Des centaines de médecins ont pris part à la journée.

Le Conseil national de l’ordre des médecins du Burkina (CNOMBF) a organisé la 11e édition de la Journée du médecin, le samedi 22 février 2020 à Ouagadougou.

C’est sous le thème : « Entrepreneuriat en médecine » et le sous-thème : « Exercice de la médecine face aux défis sécuritaires » que s’est tenue la 11e journée du médecin. Ouverte le samedi 22 février 2020 à Ouagadougou, cette édition vise à encourager la création des entreprises médicales et également mener des réflexions pour que le médecin soit impliqué dans la lutte contre l’extrémisme violent dans le pays des Hommes intègres.

En effet, pour le président du Conseil national de l’ordre des médecins (CNOMBF), Charlemagne Ouédraogo, au regard de la prolifération des projets d’école de formation en médecine, il est évident que dans un avenir proche, la saturation de la capacité d’embauche sera vite atteint dans le public. Pour anticiper ce phénomène, notre association dans sa vision avant-gardiste, veut prévoir ses préoccupations en renforçant les capacités du médecin sur l’entrepreneuriat en médecine au travers des communications qui vont être données par les détenteurs d’enjeux de la création et de la promotion d’une entreprise médicale.

« Dans les trois ans à venir, nous aurons environ 2000 médecins sur le marché de l’emploi, ce qui va dépasser la capacité d’absorption de l’Etat », a-t-il soutenu. Face aux défis sécuritaires, M. Ouédraogo a fait savoir que des agents de santé ont connu des enlèvements, assassinats et des agressions dans leurs lieux de service. C’est d’ailleurs que pour lui, cette journée est une occasion pour consolider leur capacité de collaboration avec les Forces de défense et de sécurité (FDS) afin de vaincre l’hydre terroriste dans les régions du Burkina.
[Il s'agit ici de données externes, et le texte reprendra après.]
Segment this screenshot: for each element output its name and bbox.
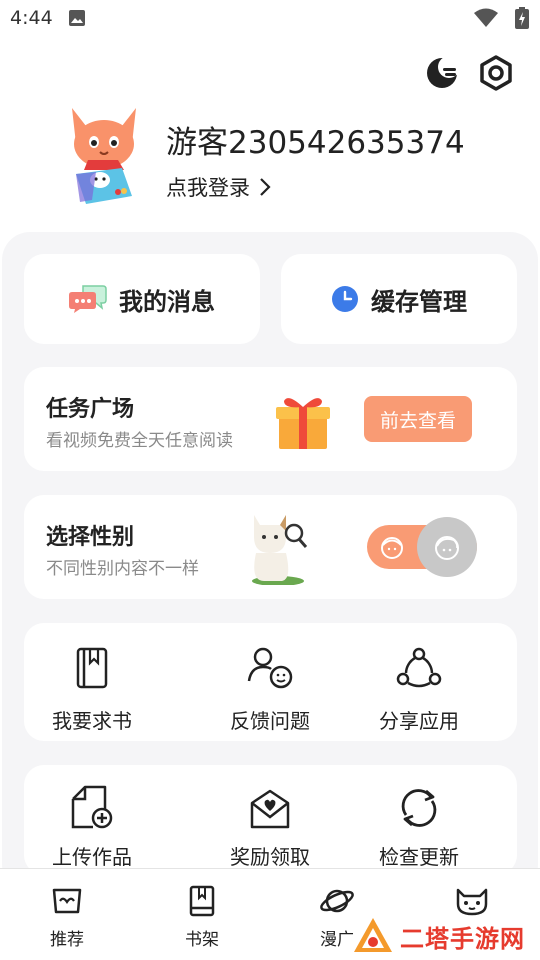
task-plaza-subtitle: 看视频免费全天任意阅读 (46, 431, 233, 451)
wifi-icon (474, 8, 498, 32)
tools-card-1: 我要求书 反馈问题 分享应用 (24, 623, 517, 741)
share-icon (396, 647, 442, 688)
nav-comics-label: 漫广 (320, 930, 354, 950)
female-avatar-icon (435, 536, 459, 560)
request-book-label: 我要求书 (52, 709, 132, 733)
gender-toggle[interactable] (367, 517, 477, 577)
cache-management-label: 缓存管理 (371, 287, 467, 316)
feedback-button[interactable]: 反馈问题 (195, 641, 345, 734)
chat-bubbles-icon (69, 285, 107, 313)
task-plaza-title: 任务广场 (46, 397, 135, 422)
watermark: 二塔手游网 (352, 916, 532, 956)
battery-icon (515, 7, 529, 33)
chevron-right-icon (260, 178, 271, 196)
cat-face-icon (456, 888, 488, 916)
watermark-logo-icon (354, 918, 392, 952)
bookshelf-icon (189, 885, 215, 917)
login-link[interactable]: 点我登录 (166, 172, 272, 202)
night-mode-button[interactable] (423, 54, 461, 92)
cache-management-button[interactable]: 缓存管理 (281, 254, 517, 344)
task-plaza-card[interactable]: 任务广场 看视频免费全天任意阅读 前去查看 (24, 367, 517, 471)
login-label: 点我登录 (166, 176, 250, 200)
gender-select-card: 选择性别 不同性别内容不一样 (24, 495, 517, 599)
settings-button[interactable] (477, 54, 515, 92)
status-time: 4:44 (10, 7, 53, 29)
upload-work-button[interactable]: 上传作品 (17, 781, 167, 870)
go-view-button[interactable]: 前去查看 (364, 396, 472, 442)
avatar[interactable] (66, 100, 142, 210)
book-request-icon (76, 647, 108, 689)
nav-recommend[interactable]: 推荐 (27, 883, 107, 950)
planet-icon (320, 889, 354, 913)
share-app-button[interactable]: 分享应用 (344, 641, 494, 734)
gear-icon (480, 55, 512, 91)
reward-claim-button[interactable]: 奖励领取 (195, 781, 345, 870)
feedback-label: 反馈问题 (230, 709, 310, 733)
my-messages-label: 我的消息 (119, 287, 215, 316)
check-update-label: 检查更新 (379, 845, 459, 869)
nav-bookshelf-label: 书架 (185, 930, 219, 950)
gender-select-title: 选择性别 (46, 525, 135, 550)
request-book-button[interactable]: 我要求书 (17, 641, 167, 734)
share-app-label: 分享应用 (379, 709, 459, 733)
upload-file-icon (71, 785, 113, 829)
recommend-icon (52, 888, 82, 914)
upload-work-label: 上传作品 (52, 845, 132, 869)
gender-select-subtitle: 不同性别内容不一样 (46, 559, 199, 579)
watermark-text: 二塔手游网 (400, 924, 525, 953)
cat-magnifier-illustration (252, 515, 308, 585)
my-messages-button[interactable]: 我的消息 (24, 254, 260, 344)
clock-icon (332, 286, 358, 312)
male-avatar-icon (381, 537, 403, 559)
gift-icon (276, 398, 330, 449)
reward-claim-label: 奖励领取 (230, 845, 310, 869)
reward-envelope-icon (250, 789, 290, 829)
feedback-user-icon (247, 647, 293, 689)
username: 游客230542635374 (166, 125, 465, 161)
refresh-icon (401, 789, 437, 827)
image-notification-icon (68, 9, 86, 31)
nav-recommend-label: 推荐 (50, 930, 84, 950)
moon-icon (427, 56, 460, 88)
toggle-knob[interactable] (417, 517, 477, 577)
nav-bookshelf[interactable]: 书架 (162, 883, 242, 950)
tools-card-2: 上传作品 奖励领取 检查更新 (24, 765, 517, 875)
check-update-button[interactable]: 检查更新 (344, 781, 494, 870)
status-bar: 4:44 (0, 0, 540, 36)
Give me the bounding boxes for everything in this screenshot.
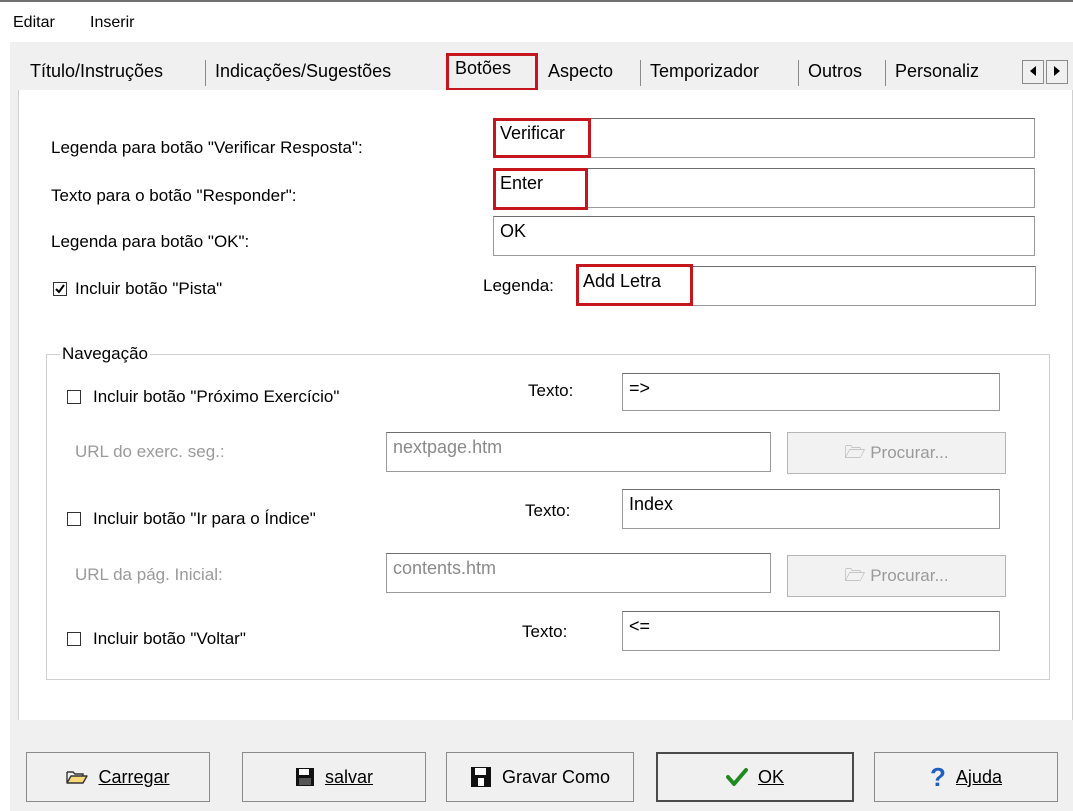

« Deux médecins ont été enlevés par les forces du mal et le dernier en date de 2019. Il est donc important que les médecins soient briefés sur les questions de sécurité afin de poursuivre leurs exercices », a-t-il dit.
S’agissant de cette journée consacrée aux médecins du Burkina, la première responsable du ministère de la Santé, Claudine Lougué, a expliqué que cette journée est une opportunité pour faire une introspection et voir si les règles de l’éthique et de la déontologie sont respectées par ses collègues dans leurs fonctions respectives.

Elle a en outre félicité la vision des médecins entrant dans le cadre de la création des entreprises médicales en vue de soutenir les jeunes sortant des écoles de formation. Egalement, la question de l’insécurité selon elle, relève d’une importance capitale pour cette journée. « J’étais dans la région du Sahel à peine quelques jours mais certains patients après leurs soins sont accompagnés par les FDS. Donc nous insistons que les médecins doivent collaborer avec les forces compétentes », a-t-elle conclu.